Thursday, March 3, 2011

"The dictator bombards us but we will fall"

AJDABYA - Hold on to the trailer of a pickup or trial pack of six or seven in their cars, the warriors of the new Libya rushing to lead the enemy, singing patriotic songs. Some are armed with old Kalashnikovs, while others only the courage of the brave. They go towards Brega, a town on the border between Tripolitania and Cyrenaica released, that yesterday morning the militia Gaddafi tried to recapture with armored and aviation.

The fighters are called to defend the uprising on 17 February are mostly boys, ready to die rather than yield an inch of land to the "dead chicken that still moves" as they call the Colonel a few days. When passing through the checkpoint Ajdabya, 170 km south of Benghazi, the crowd screams with them hosannas from the stadium, and some fanning of anti-aircraft battery.

At three in the afternoon comes news that the enemy was defeated, the militia, many of them mercenaries, were defeated. The report speaks of fourteen victims of war between the insurgents. Almost all of Brega, taken by surprise shortly after dawn, when hunting of Tripoli began bombing their positions and tanks to lean forward from the front of Sirte to the large reservoirs of oil.

Some of them I had met two days ago, to defend those oil terminals Libya freed without which it could not survive. One was a schoolteacher, another a truck driver of the Sirt oil company, a more morose and taciturn that a teenager shouldering his new gun with the devotion of a cult. None of them, but even the new members of the infant National Council of Benghazi, was expected to strike-back Colonel so sudden and so violent.

The news of the counter-Gaddafi has left everyone stunned. For the people of the revolt, intoxicated by its military and political success, unexpected and overwhelming, it was like a rude awakening. Military airport in Benghazi, they told us that several pilots had passed on their side with eight fighter planes, yesterday but no fighter has run up in the air to defend the refineries or Ras Lanuf Brega.

And the new recruiting base in the makeshift school Selmeny, troops of boys and older reservists were preparing to march on Tripoli relying only on old machine guns to bring down the twelve thousand men armed to the teeth still in the pay of Colonel. Tuesday morning, when it comes to the news of Gaddafi, the city is paralyzed by a frenzied traffic.

At the courthouse, home of the leader of the revolt, the coordinator of the international press, with tears in his eyes, said: "Now come and massacre us all." Outside, an old mullah uses a megaphone to harangue the young people ready to sacrifice, "Wait, do not go to die needlessly," pleads with them.

"Libya needs you, listen to one voice, that of your masters." But at that time, their commanders or still asleep or are they too stuck in traffic. Meanwhile, a French colleague who has run the day before yesterday evening drive up to Brega, and who is under fire of the insurgents and militiamen, sends us a text message to inform us that the troops of firing on Colonel Red Cross office the first wounded.

In the afternoon, we cross four ambulances from Benghazi, escorted by five anti-aircraft guns mounted on jeeps as many Toyota. Around 10 am, free patriots in Libya to begin to pour in mass Brega, which is about 240 km from Benghazi, and they do it before a few tanks and guns available to their wacky army.

The road is a strip in the desert, which run even 180 kmh. When we arrived at the checkpoint Ajdabya, half a dozen anti-aircraft batteries were deployed to protect an important star for storage of spent ammunition in the hands of insurgents. In the direction of Brega, south southwest, are also pointed two or three guns.
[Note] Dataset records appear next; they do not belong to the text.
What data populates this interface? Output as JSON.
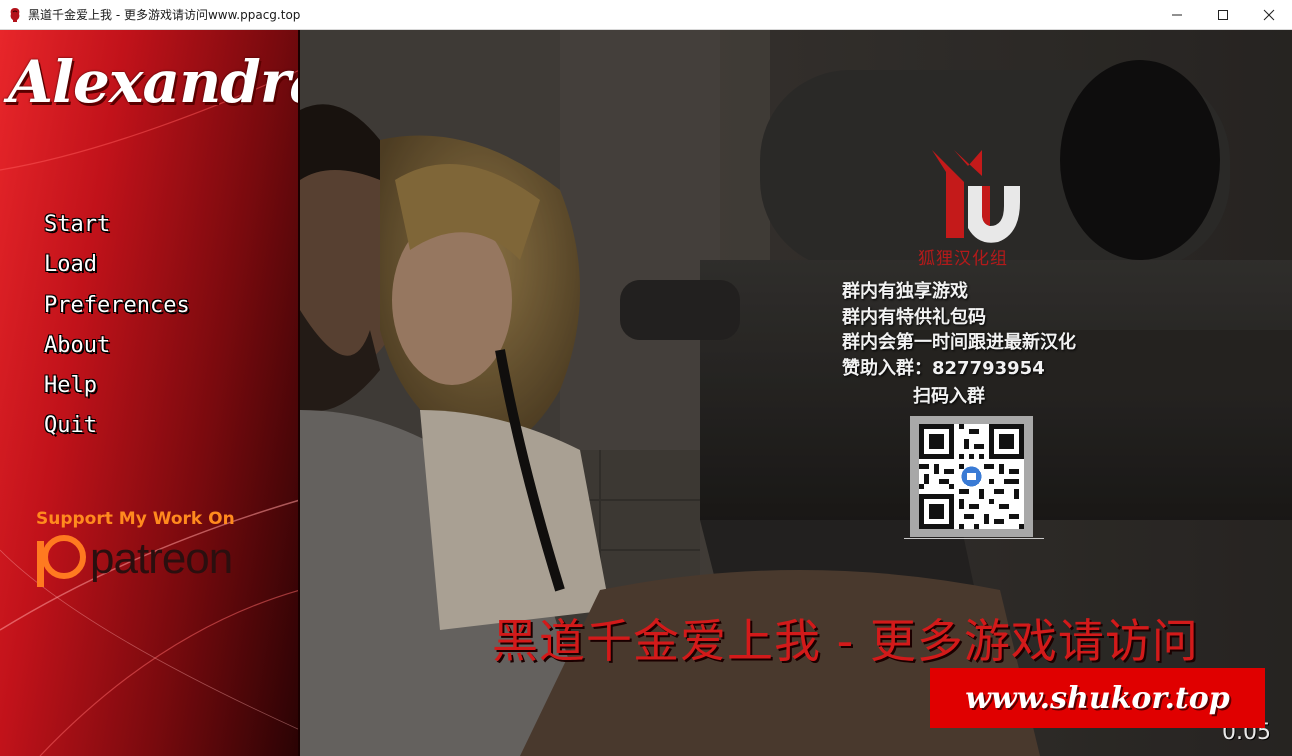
{
  "window": {
    "title": "黑道千金爱上我 - 更多游戏请访问www.ppacg.top",
    "icon": "app-icon",
    "controls": [
      "minimize-icon",
      "maximize-icon",
      "close-icon"
    ]
  },
  "game": {
    "logo_text": "Alexandra",
    "menu": {
      "items": [
        {
          "label": "Start"
        },
        {
          "label": "Load"
        },
        {
          "label": "Preferences"
        },
        {
          "label": "About"
        },
        {
          "label": "Help"
        },
        {
          "label": "Quit"
        }
      ]
    },
    "support": {
      "text": "Support My Work On",
      "brand": "patreon",
      "icon": "patreon-icon"
    },
    "version_fragment": "0.05"
  },
  "watermark": {
    "group_name": "狐狸汉化组",
    "promo_lines": [
      "群内有独享游戏",
      "群内有特供礼包码",
      "群内会第一时间跟进最新汉化",
      "赞助入群：827793954"
    ],
    "scan_label": "扫码入群",
    "banner": "黑道千金爱上我 - 更多游戏请访问",
    "url": "www.shukor.top"
  },
  "colors": {
    "panel_red": "#c1121a",
    "banner_red": "#d31a1a",
    "url_box_red": "#e00000",
    "support_orange": "#ff8a1e"
  }
}
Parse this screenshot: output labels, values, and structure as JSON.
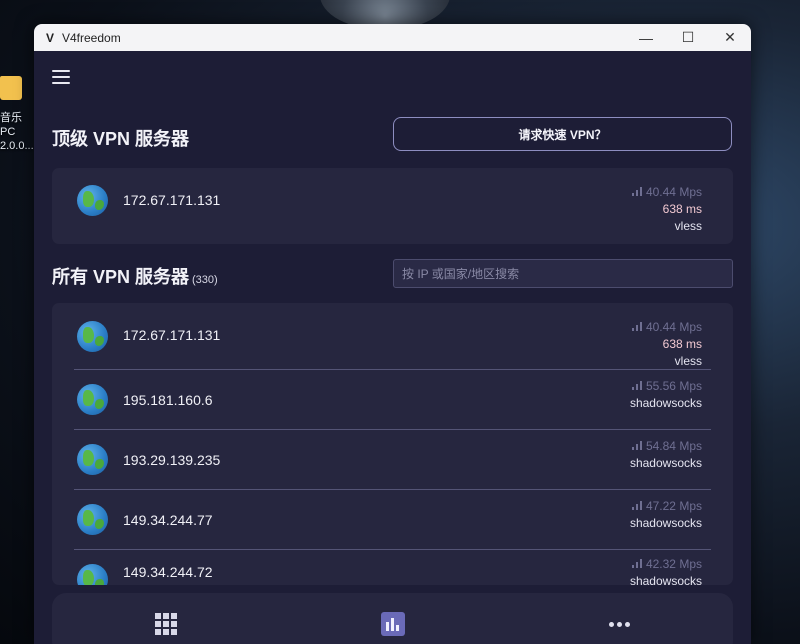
{
  "desktop": {
    "folder_label": "音乐PC 2.0.0..."
  },
  "window": {
    "title": "V4freedom",
    "logo": "V",
    "minimize": "—",
    "maximize": "☐",
    "close": "✕"
  },
  "top_section": {
    "title": "顶级 VPN 服务器",
    "quick_button": "请求快速 VPN？",
    "server": {
      "ip": "172.67.171.131",
      "speed": "40.44 Mps",
      "latency": "638 ms",
      "protocol": "vless"
    }
  },
  "all_section": {
    "title": "所有 VPN 服务器",
    "count": "(330)",
    "search_placeholder": "按 IP 或国家/地区搜索",
    "servers": [
      {
        "ip": "172.67.171.131",
        "speed": "40.44 Mps",
        "latency": "638 ms",
        "protocol": "vless"
      },
      {
        "ip": "195.181.160.6",
        "speed": "55.56 Mps",
        "protocol": "shadowsocks"
      },
      {
        "ip": "193.29.139.235",
        "speed": "54.84 Mps",
        "protocol": "shadowsocks"
      },
      {
        "ip": "149.34.244.77",
        "speed": "47.22 Mps",
        "protocol": "shadowsocks"
      },
      {
        "ip": "149.34.244.72",
        "speed": "42.32 Mps",
        "protocol": "shadowsocks"
      }
    ]
  },
  "colors": {
    "background": "#1d1d36",
    "card": "#26263f",
    "accent": "#6a6ab8",
    "latency": "#f2c9d2"
  },
  "icons": {
    "menu": "hamburger-icon",
    "server": "globe-icon",
    "speed": "signal-bars-icon",
    "nav_servers": "grid-icon",
    "nav_stats": "bar-chart-icon",
    "nav_more": "more-dots-icon"
  }
}
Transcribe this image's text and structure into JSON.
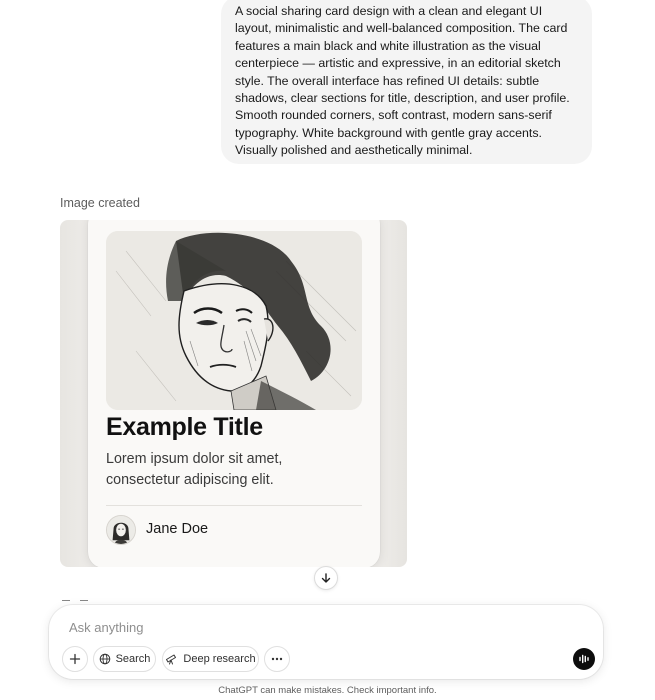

From the nearby town, which was also bombed two days ago by fighters of Gaddafi, have come many many potential martyrs and curious to crowd this last outpost. On the sand, there are hundreds of parked cars. Were it not for the drama of the situation, what happens at the checkpoint is more reminiscent of a village festival, or at most a military exercise.

Stop Coming from Brega. Some flaunt the joy of the winner. Others appear more skeptical, arguing that fighting is still at university, or airport, where the militias are hoping to get reinforcements. In the afternoon, hospital Ajdabya begin to get the wounded. They have no more than two decades and who have been hit in the chest, stomach those, who in the neck.

They are all aware of before entering the operating room. And everyone smiles.